Mario, luego de contemplarlos un rato, se acercó tratando de no molestar a las palomas para no entorpecer ese ambiente de calma en sus vecinos observados.
Miró al hombre del tiempo indefinido y éste le respondió con media sonrisa a la vez que le ofrecía el paquete con migas para que se sume al acto de alimentar a las aves.
“Me hago paloma” pensó Mario… el cuadro del abuelo había distraído todo menos su hambre.
Los niños lo miraban con curiosidad, y el anciano le preguntó a Mario si no tenía alguna historia para contarle a los chiquilines.
Se sentó en el banco junto al abuelo, y los niños cruzaron las piernas y se sentaron en el suelo frente a él con una naturalidad que asombraba.
Y comenzaron algunas historias de los preparativos para recuperar Malvinas, de la vida en los cuarteles y el respetuoso amor por las enseñas patrias que cautivó a todos.
Como por arte de magia apareció una bolsita con sándwiches, y al paso del cafetero el abuelo pidió dos bien cargaditos para “bajar” la comida, para los niños luego habría gaseosas.
Un par de historias más, comieron galletitas dulces, y los chicos le dejaron al cuentista un paquete sin abrir. Cuando se preparaban para irse entre comentarios de los niños por las historias escuchadas, Mario notó que al anciano le faltaba la mano izquierda, pero por ese respeto tan genuino que generaba el hombre, no se atrevió a preguntar nada.
El abuelo estrechó la diestra de Mario y en ese apretón le dejó un bollito de papel con un gesto que le hizo intuir que no debía ser abierto en su presencia.

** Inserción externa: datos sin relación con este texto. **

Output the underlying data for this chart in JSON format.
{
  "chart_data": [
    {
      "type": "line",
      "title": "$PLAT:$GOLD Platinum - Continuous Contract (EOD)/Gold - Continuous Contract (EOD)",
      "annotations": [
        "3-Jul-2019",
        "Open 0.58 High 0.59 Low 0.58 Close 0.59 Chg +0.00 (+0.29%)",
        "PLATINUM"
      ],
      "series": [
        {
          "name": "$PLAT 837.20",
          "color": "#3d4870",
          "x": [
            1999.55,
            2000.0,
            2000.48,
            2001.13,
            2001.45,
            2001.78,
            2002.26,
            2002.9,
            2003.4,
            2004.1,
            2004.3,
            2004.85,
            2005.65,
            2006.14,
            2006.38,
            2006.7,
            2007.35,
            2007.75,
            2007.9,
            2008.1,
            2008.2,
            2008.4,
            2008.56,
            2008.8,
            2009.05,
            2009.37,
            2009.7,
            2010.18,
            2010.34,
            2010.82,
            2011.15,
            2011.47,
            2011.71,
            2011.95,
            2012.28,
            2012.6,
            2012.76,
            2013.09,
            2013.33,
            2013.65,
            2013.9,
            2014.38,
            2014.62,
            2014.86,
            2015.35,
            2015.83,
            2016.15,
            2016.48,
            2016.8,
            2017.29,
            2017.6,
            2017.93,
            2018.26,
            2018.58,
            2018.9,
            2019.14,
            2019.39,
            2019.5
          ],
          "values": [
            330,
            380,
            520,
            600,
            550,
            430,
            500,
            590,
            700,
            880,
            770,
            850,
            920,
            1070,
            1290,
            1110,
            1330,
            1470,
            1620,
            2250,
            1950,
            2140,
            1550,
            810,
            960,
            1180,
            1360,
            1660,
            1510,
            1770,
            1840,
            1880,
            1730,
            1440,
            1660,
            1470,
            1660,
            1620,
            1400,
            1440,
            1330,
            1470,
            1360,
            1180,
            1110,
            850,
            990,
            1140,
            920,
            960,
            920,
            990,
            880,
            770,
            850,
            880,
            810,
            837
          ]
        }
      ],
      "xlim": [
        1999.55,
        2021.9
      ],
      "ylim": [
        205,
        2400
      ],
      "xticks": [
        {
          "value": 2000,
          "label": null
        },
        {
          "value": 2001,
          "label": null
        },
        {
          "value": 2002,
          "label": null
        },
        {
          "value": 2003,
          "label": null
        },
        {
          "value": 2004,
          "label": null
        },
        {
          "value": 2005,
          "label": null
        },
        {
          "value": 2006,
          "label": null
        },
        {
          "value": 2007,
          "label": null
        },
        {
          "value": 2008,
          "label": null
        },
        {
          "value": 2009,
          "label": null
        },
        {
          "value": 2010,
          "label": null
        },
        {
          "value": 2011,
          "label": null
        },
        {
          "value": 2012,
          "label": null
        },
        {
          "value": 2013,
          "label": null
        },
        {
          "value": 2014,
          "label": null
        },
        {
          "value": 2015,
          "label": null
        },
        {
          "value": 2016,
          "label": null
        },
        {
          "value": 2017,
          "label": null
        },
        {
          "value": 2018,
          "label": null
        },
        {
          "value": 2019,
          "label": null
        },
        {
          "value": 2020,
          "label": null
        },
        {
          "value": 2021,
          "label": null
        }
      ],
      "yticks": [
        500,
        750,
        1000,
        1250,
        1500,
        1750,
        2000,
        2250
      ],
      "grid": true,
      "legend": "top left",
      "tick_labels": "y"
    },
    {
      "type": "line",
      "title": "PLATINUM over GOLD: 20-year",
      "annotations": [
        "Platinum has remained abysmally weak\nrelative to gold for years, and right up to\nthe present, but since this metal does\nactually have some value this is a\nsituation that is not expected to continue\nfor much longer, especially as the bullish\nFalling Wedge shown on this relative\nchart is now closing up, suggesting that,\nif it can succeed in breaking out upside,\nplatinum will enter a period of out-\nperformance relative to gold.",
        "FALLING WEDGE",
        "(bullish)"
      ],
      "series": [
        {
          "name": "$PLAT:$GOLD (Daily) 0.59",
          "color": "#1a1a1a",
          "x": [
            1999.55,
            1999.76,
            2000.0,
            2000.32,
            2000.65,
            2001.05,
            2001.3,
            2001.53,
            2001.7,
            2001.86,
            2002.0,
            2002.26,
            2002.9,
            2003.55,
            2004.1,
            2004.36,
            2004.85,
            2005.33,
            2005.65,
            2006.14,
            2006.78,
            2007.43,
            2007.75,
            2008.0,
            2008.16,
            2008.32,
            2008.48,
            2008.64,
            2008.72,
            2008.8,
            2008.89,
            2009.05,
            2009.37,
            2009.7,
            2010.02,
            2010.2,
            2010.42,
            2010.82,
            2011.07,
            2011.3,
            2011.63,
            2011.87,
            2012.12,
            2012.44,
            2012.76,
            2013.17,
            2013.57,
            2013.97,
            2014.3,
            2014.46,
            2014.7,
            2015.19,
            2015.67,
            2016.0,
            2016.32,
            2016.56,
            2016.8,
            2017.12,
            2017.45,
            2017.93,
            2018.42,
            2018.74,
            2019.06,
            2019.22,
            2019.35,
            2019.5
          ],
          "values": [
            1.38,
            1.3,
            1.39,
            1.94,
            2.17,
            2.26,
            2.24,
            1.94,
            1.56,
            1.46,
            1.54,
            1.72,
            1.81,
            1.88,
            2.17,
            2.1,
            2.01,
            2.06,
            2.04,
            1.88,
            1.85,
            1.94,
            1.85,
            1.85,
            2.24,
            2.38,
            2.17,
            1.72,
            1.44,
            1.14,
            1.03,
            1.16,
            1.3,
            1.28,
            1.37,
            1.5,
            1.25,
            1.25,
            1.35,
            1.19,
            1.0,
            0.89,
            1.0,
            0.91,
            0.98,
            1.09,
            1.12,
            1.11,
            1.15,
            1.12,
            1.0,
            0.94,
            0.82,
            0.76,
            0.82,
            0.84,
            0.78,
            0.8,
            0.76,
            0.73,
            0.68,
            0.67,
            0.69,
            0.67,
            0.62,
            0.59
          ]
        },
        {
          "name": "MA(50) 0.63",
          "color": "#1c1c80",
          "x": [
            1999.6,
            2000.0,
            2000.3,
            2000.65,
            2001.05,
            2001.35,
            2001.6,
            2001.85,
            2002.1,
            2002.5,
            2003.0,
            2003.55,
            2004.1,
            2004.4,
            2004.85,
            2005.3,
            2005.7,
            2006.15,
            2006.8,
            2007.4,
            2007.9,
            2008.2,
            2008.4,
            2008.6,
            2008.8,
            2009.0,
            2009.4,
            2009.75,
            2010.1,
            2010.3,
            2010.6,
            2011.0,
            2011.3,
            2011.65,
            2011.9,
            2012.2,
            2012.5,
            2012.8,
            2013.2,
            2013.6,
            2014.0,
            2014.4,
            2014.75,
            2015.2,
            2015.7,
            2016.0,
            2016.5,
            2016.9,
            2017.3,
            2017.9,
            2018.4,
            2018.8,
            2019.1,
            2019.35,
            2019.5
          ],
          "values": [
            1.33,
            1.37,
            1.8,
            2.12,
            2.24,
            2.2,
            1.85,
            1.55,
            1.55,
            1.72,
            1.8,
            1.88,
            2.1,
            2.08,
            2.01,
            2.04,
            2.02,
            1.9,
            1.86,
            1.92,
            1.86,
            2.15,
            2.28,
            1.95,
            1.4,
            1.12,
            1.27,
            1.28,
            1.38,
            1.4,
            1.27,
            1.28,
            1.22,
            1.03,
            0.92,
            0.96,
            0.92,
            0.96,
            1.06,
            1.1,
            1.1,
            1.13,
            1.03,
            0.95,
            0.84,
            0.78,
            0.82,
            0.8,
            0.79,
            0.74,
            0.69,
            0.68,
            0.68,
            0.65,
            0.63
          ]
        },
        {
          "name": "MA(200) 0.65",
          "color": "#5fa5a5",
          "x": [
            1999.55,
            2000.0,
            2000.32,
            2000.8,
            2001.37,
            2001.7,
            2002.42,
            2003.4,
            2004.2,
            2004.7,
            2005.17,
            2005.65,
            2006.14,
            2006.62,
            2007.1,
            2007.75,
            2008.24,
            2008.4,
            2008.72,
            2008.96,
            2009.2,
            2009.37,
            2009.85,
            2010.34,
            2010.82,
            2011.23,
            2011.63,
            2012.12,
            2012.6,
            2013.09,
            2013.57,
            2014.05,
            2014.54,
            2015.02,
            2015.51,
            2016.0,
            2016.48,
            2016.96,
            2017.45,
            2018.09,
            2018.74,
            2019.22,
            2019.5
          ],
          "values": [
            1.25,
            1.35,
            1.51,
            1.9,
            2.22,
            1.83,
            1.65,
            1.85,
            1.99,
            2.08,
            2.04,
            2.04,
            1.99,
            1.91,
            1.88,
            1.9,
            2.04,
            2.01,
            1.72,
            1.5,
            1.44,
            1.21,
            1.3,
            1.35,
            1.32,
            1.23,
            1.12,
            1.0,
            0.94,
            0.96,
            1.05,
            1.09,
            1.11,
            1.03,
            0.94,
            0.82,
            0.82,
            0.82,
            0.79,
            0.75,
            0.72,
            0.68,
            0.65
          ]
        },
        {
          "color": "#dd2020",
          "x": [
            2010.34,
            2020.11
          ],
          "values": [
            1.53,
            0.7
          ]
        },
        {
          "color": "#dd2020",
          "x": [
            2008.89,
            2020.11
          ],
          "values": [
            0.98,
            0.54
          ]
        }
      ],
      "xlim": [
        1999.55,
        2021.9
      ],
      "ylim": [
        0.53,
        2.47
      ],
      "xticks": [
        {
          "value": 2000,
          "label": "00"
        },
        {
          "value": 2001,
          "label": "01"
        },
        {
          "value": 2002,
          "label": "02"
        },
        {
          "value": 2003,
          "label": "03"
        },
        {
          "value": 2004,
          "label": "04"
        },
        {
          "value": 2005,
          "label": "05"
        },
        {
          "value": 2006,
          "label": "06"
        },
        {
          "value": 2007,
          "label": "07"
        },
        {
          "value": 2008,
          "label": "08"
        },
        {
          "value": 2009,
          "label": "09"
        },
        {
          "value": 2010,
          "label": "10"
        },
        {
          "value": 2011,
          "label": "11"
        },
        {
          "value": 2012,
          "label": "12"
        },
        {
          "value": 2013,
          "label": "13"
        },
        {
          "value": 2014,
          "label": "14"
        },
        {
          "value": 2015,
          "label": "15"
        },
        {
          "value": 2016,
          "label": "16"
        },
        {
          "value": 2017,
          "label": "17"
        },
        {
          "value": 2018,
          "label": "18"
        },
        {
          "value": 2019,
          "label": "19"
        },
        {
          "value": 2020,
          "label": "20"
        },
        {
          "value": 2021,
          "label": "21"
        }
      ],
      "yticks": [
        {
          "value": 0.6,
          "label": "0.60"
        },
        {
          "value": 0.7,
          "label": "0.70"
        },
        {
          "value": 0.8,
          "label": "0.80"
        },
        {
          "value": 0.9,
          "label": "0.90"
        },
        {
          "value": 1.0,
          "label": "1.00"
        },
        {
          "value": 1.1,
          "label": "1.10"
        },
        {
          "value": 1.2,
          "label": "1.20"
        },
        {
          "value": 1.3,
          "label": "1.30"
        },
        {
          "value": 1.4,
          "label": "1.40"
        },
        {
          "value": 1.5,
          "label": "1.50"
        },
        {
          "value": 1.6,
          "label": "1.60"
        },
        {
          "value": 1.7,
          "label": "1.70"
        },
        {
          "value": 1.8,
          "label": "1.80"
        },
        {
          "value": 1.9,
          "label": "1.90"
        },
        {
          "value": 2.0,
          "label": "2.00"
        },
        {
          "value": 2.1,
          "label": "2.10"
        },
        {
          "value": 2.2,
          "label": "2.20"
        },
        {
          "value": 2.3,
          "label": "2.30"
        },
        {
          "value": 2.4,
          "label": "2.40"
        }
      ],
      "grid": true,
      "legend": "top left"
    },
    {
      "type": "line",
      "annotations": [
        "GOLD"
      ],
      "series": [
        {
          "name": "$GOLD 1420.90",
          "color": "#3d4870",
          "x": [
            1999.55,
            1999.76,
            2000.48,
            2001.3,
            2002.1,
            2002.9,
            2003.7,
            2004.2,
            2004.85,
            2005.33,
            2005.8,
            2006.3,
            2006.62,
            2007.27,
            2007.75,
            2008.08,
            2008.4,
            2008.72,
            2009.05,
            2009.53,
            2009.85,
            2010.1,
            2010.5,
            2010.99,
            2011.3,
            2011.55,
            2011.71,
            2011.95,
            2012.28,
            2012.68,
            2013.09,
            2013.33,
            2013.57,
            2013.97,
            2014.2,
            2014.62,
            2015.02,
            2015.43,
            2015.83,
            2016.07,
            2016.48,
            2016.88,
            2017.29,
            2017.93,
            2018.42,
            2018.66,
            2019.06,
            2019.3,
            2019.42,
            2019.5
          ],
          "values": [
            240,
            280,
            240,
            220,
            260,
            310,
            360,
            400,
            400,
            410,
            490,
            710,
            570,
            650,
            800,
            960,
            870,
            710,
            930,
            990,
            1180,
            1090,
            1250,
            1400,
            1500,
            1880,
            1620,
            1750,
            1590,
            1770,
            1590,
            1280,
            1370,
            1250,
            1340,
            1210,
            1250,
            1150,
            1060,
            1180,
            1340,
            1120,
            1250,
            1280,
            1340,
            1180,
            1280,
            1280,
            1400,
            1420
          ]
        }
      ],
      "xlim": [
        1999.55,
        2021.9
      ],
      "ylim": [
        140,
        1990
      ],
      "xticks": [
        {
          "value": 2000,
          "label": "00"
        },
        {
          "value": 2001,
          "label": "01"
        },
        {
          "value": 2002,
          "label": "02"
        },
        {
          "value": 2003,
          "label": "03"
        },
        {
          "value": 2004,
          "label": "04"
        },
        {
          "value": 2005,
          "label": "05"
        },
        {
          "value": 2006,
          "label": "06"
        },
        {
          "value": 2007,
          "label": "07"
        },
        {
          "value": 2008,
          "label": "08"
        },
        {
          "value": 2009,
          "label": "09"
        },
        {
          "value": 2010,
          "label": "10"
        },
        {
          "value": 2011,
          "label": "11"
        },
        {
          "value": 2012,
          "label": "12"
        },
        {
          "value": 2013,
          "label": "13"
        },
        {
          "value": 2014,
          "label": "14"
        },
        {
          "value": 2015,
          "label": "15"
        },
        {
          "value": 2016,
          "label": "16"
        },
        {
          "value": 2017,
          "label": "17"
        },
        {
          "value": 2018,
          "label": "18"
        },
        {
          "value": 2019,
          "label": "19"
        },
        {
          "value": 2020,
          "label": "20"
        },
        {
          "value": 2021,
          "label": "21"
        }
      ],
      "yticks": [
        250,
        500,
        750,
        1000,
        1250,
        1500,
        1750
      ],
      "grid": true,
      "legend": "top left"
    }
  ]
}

Esperó que se retiren lo suficiente para mirar, y mientras pensaba qué fue lo que le provocó hacer de narrador de historias para niños, descubrió una servilleta envolviendo dos billetes de diez pesos doblados. La servilleta tenía una torpe hilera de letras que le costó descifrar, con esfuerzo leyó… “Yo estuve en un campo de concentración”.


Y si… el hambre a veces angustia, pero otras tantas despierta a través del instinto las estrategias más audaces para conseguir el pan, y si esas audacias se basan en la honradez, seguro recibirán el beneplácito del Creador para bendecirlas con un gesto anónimo.